Queen of Consumer Reform: The late Bess Myerson was best known as the first Jewish Miss America, but as a consultant to Citibank in the mid-1970s she led the charge in reforming the bank's retail practices. In a two-part series on Myerson's banking legacy, former Citi in-house counsel Duncan MacDonald recalls working with Myerson to establish the first plain-language agreement in the financial services industry. He details Myerson's transformation of the bank's collections unit from a way station for loafers to a destination for smart, experienced managers on the make. This leadership change led to fewer lawsuits against delinquent borrowers and a surge in loan workouts, according to MacDonald. As the modern-day Citi confronts a tarnished public image, MacDonald has a ready prescription. The bank "needs to relearn the lessons of the Bess Myerson era," he writes. "And it should do so by finding another Bess." His memories struck a chord with at least one reader. "The deterioration of an empire over the last decade has been caused by lack of transparency, abuses of power, greed, and legalized racketeering," writes a commenter with the handle "Intelligence Ratio." "The next chapter will be who and how we repair the uneven divide of inequality that has transpired."

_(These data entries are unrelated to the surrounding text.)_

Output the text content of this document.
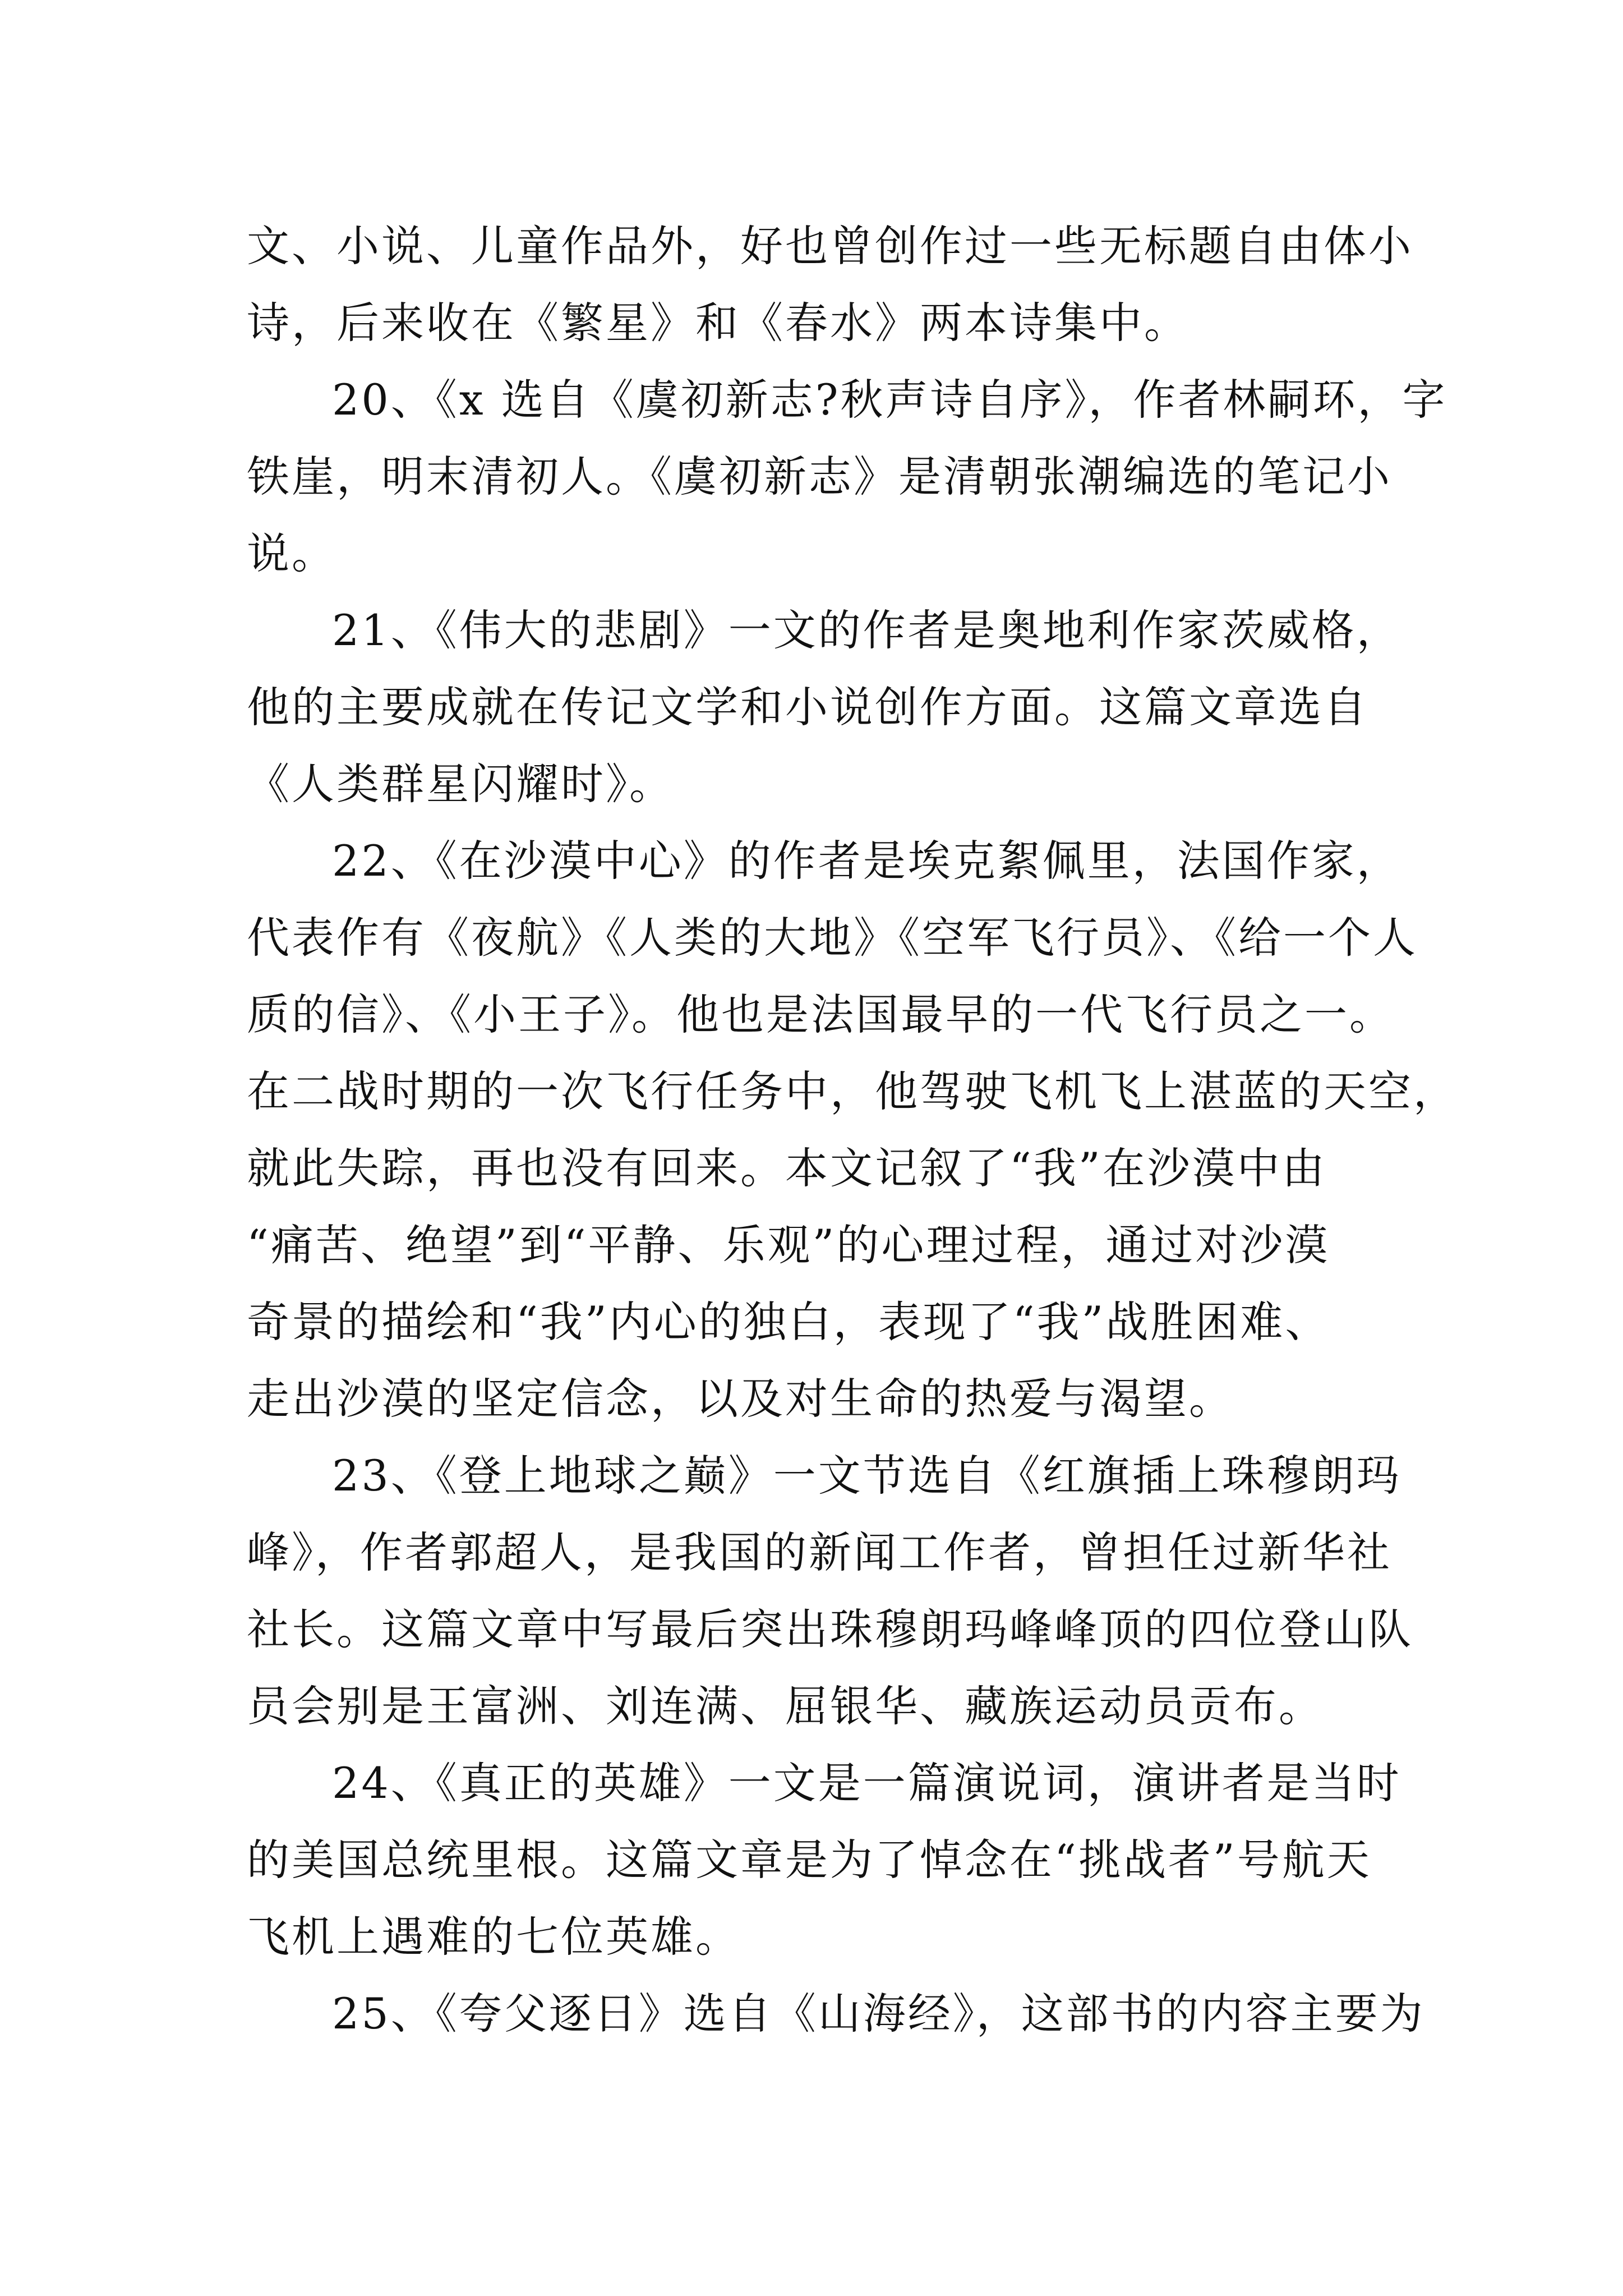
文、小说、儿童作品外，好也曾创作过一些无标题自由体小
诗，后来收在《繁星》和《春水》两本诗集中。

20、《x 选自《虞初新志?秋声诗自序》，作者林嗣环，字
铁崖，明末清初人。《虞初新志》是清朝张潮编选的笔记小
说。

21、《伟大的悲剧》一文的作者是奥地利作家茨威格，
他的主要成就在传记文学和小说创作方面。这篇文章选自
《人类群星闪耀时》。

22、《在沙漠中心》的作者是埃克絮佩里，法国作家，
代表作有《夜航》《人类的大地》《空军飞行员》、《给一个人
质的信》、《小王子》。他也是法国最早的一代飞行员之一。
在二战时期的一次飞行任务中，他驾驶飞机飞上湛蓝的天空，
就此失踪，再也没有回来。本文记叙了“我”在沙漠中由
“痛苦、绝望”到“平静、乐观”的心理过程，通过对沙漠
奇景的描绘和“我”内心的独白，表现了“我”战胜困难、
走出沙漠的坚定信念，以及对生命的热爱与渴望。

23、《登上地球之巅》一文节选自《红旗插上珠穆朗玛
峰》，作者郭超人，是我国的新闻工作者，曾担任过新华社
社长。这篇文章中写最后突出珠穆朗玛峰峰顶的四位登山队
员会别是王富洲、刘连满、屈银华、藏族运动员贡布。

24、《真正的英雄》一文是一篇演说词，演讲者是当时
的美国总统里根。这篇文章是为了悼念在“挑战者”号航天
飞机上遇难的七位英雄。

25、《夸父逐日》选自《山海经》，这部书的内容主要为
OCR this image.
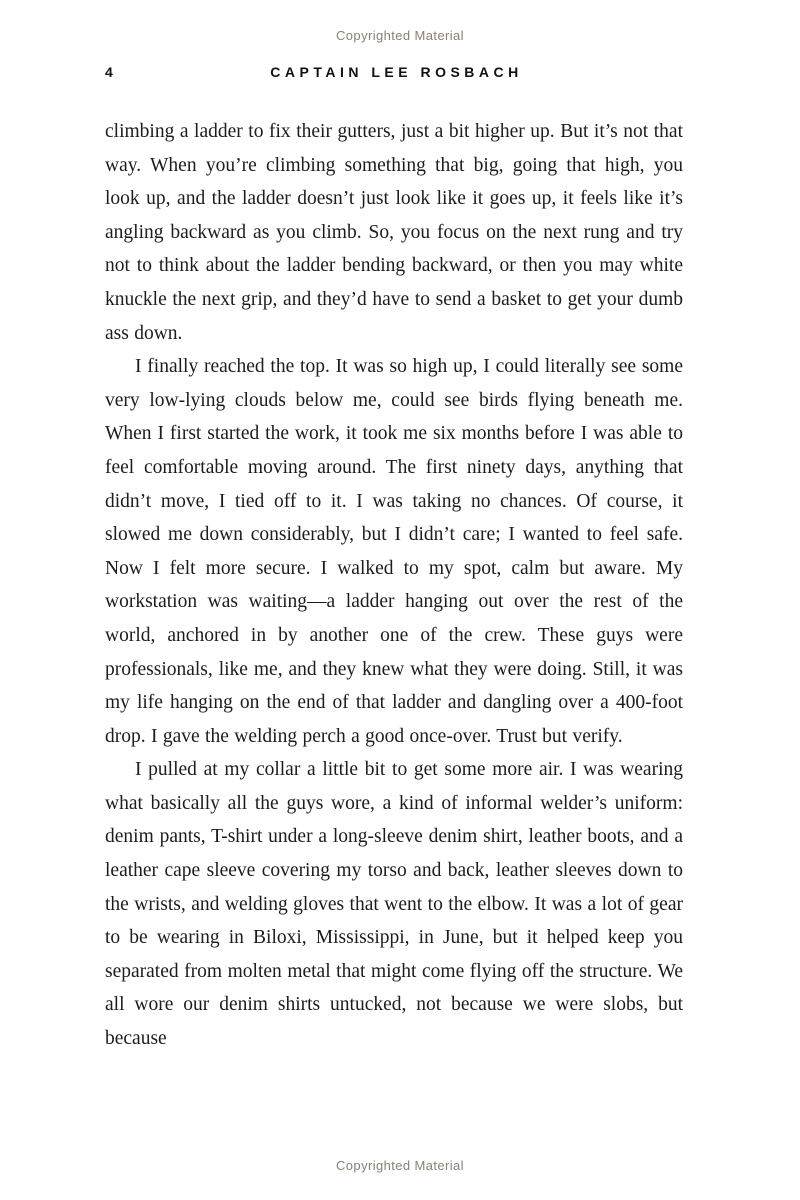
Copyrighted Material
4	CAPTAIN LEE ROSBACH

climbing a ladder to fix their gutters, just a bit higher up. But it’s not that way. When you’re climbing something that big, going that high, you look up, and the ladder doesn’t just look like it goes up, it feels like it’s angling backward as you climb. So, you focus on the next rung and try not to think about the ladder bending backward, or then you may white knuckle the next grip, and they’d have to send a basket to get your dumb ass down.

I finally reached the top. It was so high up, I could literally see some very low-lying clouds below me, could see birds flying beneath me. When I first started the work, it took me six months before I was able to feel comfortable moving around. The first ninety days, anything that didn’t move, I tied off to it. I was taking no chances. Of course, it slowed me down considerably, but I didn’t care; I wanted to feel safe. Now I felt more secure. I walked to my spot, calm but aware. My workstation was waiting—a ladder hanging out over the rest of the world, anchored in by another one of the crew. These guys were professionals, like me, and they knew what they were doing. Still, it was my life hanging on the end of that ladder and dangling over a 400-foot drop. I gave the welding perch a good once-over. Trust but verify.

I pulled at my collar a little bit to get some more air. I was wearing what basically all the guys wore, a kind of informal welder’s uniform: denim pants, T-shirt under a long-sleeve denim shirt, leather boots, and a leather cape sleeve covering my torso and back, leather sleeves down to the wrists, and welding gloves that went to the elbow. It was a lot of gear to be wearing in Biloxi, Mississippi, in June, but it helped keep you separated from molten metal that might come flying off the structure. We all wore our denim shirts untucked, not because we were slobs, but because

Copyrighted Material
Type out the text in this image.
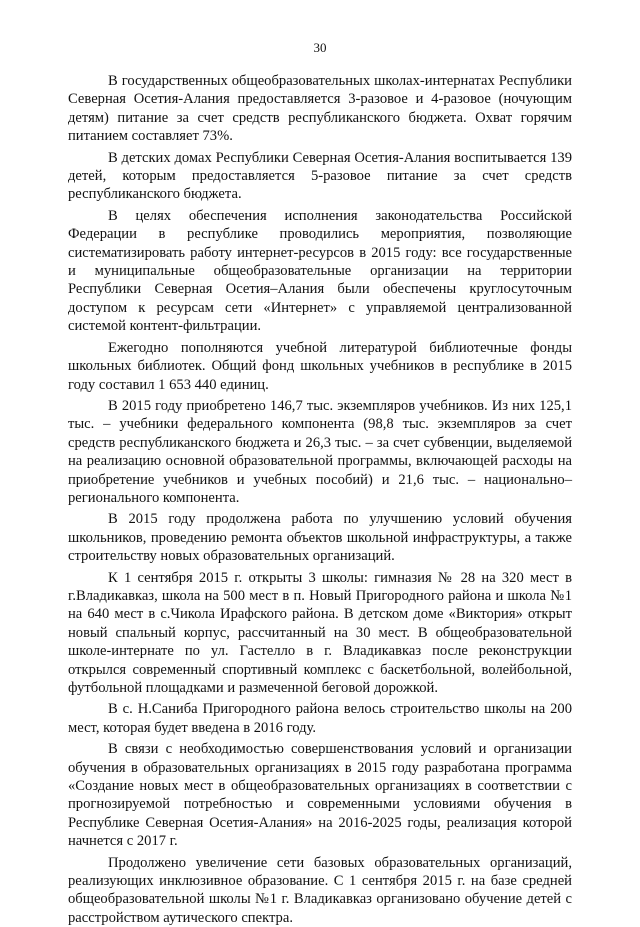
30

В государственных общеобразовательных школах-интернатах Республики Северная Осетия-Алания предоставляется 3-разовое и 4-разовое (ночующим детям) питание за счет средств республиканского бюджета. Охват горячим питанием составляет 73%.

В детских домах Республики Северная Осетия-Алания воспитывается 139 детей, которым предоставляется 5-разовое питание за счет средств республиканского бюджета.

В целях обеспечения исполнения законодательства Российской Федерации в республике проводились мероприятия, позволяющие систематизировать работу интернет-ресурсов в 2015 году: все государственные и муниципальные общеобразовательные организации на территории Республики Северная Осетия–Алания были обеспечены круглосуточным доступом к ресурсам сети «Интернет» с управляемой централизованной системой контент-фильтрации.

Ежегодно пополняются учебной литературой библиотечные фонды школьных библиотек. Общий фонд школьных учебников в республике в 2015 году составил 1 653 440 единиц.

В 2015 году приобретено 146,7 тыс. экземпляров учебников. Из них 125,1 тыс. – учебники федерального компонента (98,8 тыс. экземпляров за счет средств республиканского бюджета и 26,3 тыс. – за счет субвенции, выделяемой на реализацию основной образовательной программы, включающей расходы на приобретение учебников и учебных пособий) и 21,6 тыс. – национально–регионального компонента.

В 2015 году продолжена работа по улучшению условий обучения школьников, проведению ремонта объектов школьной инфраструктуры, а также строительству новых образовательных организаций.

К 1 сентября 2015 г. открыты 3 школы: гимназия № 28 на 320 мест в г.Владикавказ, школа на 500 мест в п. Новый Пригородного района и школа №1 на 640 мест в с.Чикола Ирафского района. В детском доме «Виктория» открыт новый спальный корпус, рассчитанный на 30 мест. В общеобразовательной школе-интернате по ул. Гастелло в г. Владикавказ после реконструкции открылся современный спортивный комплекс с баскетбольной, волейбольной, футбольной площадками и размеченной беговой дорожкой.

В с. Н.Саниба Пригородного района велось строительство школы на 200 мест, которая будет введена в 2016 году.

В связи с необходимостью совершенствования условий и организации обучения в образовательных организациях в 2015 году разработана программа «Создание новых мест в общеобразовательных организациях в соответствии с прогнозируемой потребностью и современными условиями обучения в Республике Северная Осетия-Алания» на 2016-2025 годы, реализация которой начнется с 2017 г.

Продолжено увеличение сети базовых образовательных организаций, реализующих инклюзивное образование. С 1 сентября 2015 г. на базе средней общеобразовательной школы №1 г. Владикавказ организовано обучение детей с расстройством аутического спектра.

Follow the Money: Banks and regulators need to step up their counter-terrorist financing efforts in order to bring down ISIS, according to lawyer Christine Duhaime. She recommends that regulators crack down on banks that violate the anti-terrorist financing provisions of the Bank Secrecy Act, lest hacktivist groups like Anonymous take matters into their own hands by attacking the websites of banks believed to be connected with ISIS funding.

Also on the blog: Bank of America global technology and operations executive Cathy Bessant is at the World Economic Forum in Davos, Switzerland this week to offer her perspective on banks' biggest tech priorities. Her message to the industry: "our goal is not to produce shiny new toys but to make people's lives easier."

Former community bank chief Joseph Bonner predicts that some community banks could be crushed by the cost of long-delayed technological updates.

James Frischling, president and co-founder of consultancy NewOak, argues that the government is just paying lip service to the idea that it will reduce its role in the mortgage marketplace.

Risk and compliance expert Andrew Waxman identifies areas primed for technological transformation in 2015, arguing that mobile payments will make a big impact in developing countries and that electronic trading platforms will finally come to the bond market.

There's room for debate about the effectiveness of arbitration compared with litigation, according to law professor Jeff Sovern, but the core issue is that many people don't understand that they're giving up their right to a jury trial when they sign arbitration clauses.